Associate Professor and Chair of Society and Environment and Equity Advisor of Medical Anthropology at UC Berkeley.
As a cultural and medical anthropologist and physician, I have worked on social hierarchies, health inequities, and the ways in which such asymmetries are naturalised, normalised, and resisted in the contexts of transnational im/migration and refugeeism, agro-food systems and labor, as well as health care and health professional training. My current research falls along two axes: a) immigration, racialisation, discrimination, and social hierarchy and b) biomedical training, health care and health inequities.

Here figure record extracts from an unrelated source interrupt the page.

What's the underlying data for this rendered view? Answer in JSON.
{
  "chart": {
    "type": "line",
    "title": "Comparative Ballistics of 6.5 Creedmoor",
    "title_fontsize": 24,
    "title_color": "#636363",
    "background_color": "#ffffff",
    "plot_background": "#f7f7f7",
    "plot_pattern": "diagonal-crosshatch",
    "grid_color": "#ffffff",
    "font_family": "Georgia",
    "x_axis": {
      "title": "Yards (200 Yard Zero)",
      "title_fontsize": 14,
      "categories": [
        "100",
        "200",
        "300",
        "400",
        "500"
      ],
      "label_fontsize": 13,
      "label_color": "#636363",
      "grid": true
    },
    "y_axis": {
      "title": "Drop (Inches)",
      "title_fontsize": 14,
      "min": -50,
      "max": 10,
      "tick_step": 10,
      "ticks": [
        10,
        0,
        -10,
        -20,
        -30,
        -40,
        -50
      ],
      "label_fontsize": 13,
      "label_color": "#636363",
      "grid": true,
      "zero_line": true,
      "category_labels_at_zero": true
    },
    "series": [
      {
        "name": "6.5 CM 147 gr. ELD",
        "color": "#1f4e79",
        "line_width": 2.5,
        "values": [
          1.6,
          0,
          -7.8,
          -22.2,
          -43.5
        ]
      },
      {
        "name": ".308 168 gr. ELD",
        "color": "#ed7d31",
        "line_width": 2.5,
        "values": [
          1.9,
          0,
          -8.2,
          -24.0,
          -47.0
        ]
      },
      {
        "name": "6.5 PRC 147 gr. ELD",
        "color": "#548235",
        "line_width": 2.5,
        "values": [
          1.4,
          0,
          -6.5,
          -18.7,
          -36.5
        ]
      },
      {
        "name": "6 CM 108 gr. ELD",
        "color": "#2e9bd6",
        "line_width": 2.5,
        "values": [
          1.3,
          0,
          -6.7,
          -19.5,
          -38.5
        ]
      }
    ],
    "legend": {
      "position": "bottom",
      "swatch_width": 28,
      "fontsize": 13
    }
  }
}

“How do health professionals learn to perceive and respond to social difference and social inequality?”
Building on social science literature elucidating the ways in which people come to understand themselves and others in relation to salient social categories, I utilise my training as an anthropologist and a physician to illuminate how frameworks of social difference become embedded and unfurled in health professional training. This research brings together medical and public health understandings of the social determinants of health with social science and humanities understandings of subjectivation (the ways in which certain kinds of human subjects are produced in history) and discourse (especially the importance of the subtle frameworks through which different categories of people are represented) to fill the gap in the literature relating the health sciences to the production, maintenance, and resistance to inequality in society.
During my stay at the IAS, I look forward to working with others at the intersection of the above mentioned axes in order to consider how social hierarchy affects immigrants in relation specifically to their health and health care.